How to handle this with a nation like Russia?
Shouldn’t we comport ourselves as a nation, like we were taught as children growing up?
Shouldn’t we carry on our relations with other nations the same as we do with our colleagues?
It sounds to me that when it comes to nations, we think and do just the opposite:
We announce our intentions, expect others to comply, carry a big stick and use it if others don’t serve our interests.
How far would we get with these kinds of behaviors in any of our other relationships?
Where is it taking us with regard to Russia?
How about trying the time-tested, trusted Sandbox Manifesto with Russia?
- Those who share and who care more, end up succeeding.
Messy is okay –– try different methods to get to win-win.
- Dream big and bold––experiment, anything is possible if we dare to believe it will work.

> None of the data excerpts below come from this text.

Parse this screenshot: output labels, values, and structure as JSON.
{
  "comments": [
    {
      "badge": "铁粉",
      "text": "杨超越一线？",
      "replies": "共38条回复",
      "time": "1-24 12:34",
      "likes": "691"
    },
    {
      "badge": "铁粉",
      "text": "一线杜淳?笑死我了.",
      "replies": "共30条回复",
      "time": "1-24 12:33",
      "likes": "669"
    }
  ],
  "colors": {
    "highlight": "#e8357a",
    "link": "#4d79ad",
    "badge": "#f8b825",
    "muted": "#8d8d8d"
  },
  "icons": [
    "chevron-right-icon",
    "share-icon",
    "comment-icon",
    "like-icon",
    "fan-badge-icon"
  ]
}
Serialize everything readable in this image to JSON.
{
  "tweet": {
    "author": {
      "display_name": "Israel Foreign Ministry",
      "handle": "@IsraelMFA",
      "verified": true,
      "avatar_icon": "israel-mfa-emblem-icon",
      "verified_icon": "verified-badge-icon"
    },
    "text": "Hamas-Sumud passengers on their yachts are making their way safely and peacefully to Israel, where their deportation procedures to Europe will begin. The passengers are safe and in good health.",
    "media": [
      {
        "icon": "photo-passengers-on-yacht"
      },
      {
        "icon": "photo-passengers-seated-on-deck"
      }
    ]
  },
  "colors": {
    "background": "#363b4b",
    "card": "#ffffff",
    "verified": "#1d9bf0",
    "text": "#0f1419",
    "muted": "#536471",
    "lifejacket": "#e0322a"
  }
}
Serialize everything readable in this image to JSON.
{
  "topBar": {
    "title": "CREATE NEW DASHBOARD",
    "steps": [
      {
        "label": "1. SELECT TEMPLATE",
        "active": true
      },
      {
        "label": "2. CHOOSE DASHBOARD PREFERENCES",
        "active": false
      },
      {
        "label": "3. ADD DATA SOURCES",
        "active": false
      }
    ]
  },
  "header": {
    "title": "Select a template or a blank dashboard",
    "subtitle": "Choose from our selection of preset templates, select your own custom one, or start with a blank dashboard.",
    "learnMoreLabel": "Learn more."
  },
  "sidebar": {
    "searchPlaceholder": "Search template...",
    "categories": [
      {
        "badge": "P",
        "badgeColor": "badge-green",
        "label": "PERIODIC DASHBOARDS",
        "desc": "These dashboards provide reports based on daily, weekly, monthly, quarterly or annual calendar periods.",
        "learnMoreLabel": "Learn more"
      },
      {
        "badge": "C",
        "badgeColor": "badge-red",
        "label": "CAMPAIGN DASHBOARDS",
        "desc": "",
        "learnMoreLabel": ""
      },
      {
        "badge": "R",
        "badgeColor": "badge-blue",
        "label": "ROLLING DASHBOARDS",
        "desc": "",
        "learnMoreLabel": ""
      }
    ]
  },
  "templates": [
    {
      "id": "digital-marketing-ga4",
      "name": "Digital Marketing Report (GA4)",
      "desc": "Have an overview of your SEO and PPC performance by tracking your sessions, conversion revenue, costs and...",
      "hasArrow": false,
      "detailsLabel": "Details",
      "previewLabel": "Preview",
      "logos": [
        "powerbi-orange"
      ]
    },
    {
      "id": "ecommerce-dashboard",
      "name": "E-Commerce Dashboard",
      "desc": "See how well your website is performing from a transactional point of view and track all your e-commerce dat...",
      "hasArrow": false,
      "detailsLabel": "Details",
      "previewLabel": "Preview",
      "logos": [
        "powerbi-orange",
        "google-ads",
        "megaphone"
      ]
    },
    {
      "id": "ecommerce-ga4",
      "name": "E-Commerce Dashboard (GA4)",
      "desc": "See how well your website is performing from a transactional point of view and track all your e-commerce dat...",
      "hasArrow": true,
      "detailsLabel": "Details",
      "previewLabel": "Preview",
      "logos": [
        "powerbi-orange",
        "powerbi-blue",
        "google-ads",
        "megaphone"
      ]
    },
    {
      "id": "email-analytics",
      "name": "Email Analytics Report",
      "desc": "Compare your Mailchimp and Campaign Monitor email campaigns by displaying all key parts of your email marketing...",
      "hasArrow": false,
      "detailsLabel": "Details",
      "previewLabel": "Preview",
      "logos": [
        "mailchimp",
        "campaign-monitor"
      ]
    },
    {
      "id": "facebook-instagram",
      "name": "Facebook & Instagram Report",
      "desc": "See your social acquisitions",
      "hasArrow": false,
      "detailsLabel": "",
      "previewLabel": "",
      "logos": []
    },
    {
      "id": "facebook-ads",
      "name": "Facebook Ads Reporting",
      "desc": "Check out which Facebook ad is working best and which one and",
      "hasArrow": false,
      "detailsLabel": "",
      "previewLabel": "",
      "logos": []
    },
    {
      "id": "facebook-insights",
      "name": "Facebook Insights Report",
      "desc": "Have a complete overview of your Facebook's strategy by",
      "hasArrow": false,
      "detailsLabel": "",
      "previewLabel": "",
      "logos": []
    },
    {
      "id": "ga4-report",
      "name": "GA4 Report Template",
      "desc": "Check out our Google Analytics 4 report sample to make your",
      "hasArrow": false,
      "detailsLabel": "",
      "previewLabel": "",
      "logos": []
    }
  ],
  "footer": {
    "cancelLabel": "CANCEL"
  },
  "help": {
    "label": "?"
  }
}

- Sand is not for throwing — it hurts others’ eyes and creates long-term resistances.
- Never underestimate the power of simple acts of human kindness. Hugs help, genuine smiles matter.
- Problems will come! Share them openly and find new cooperative ways to make the relationship work.
- Aristotle said, “one hour of play tells more about others than hours of intellectual conversation.”
- Most importantly, honor one another; if so, there is nothing that can’t be accomplished together.
I’m going to Russia to check out how Russians would prefer we deal with them to avoid WWIII!
What methodologies do you think we have used in dealing with Russia to date?
What would happen if our communication toward Russia was like what we expect of our children on school playgrounds!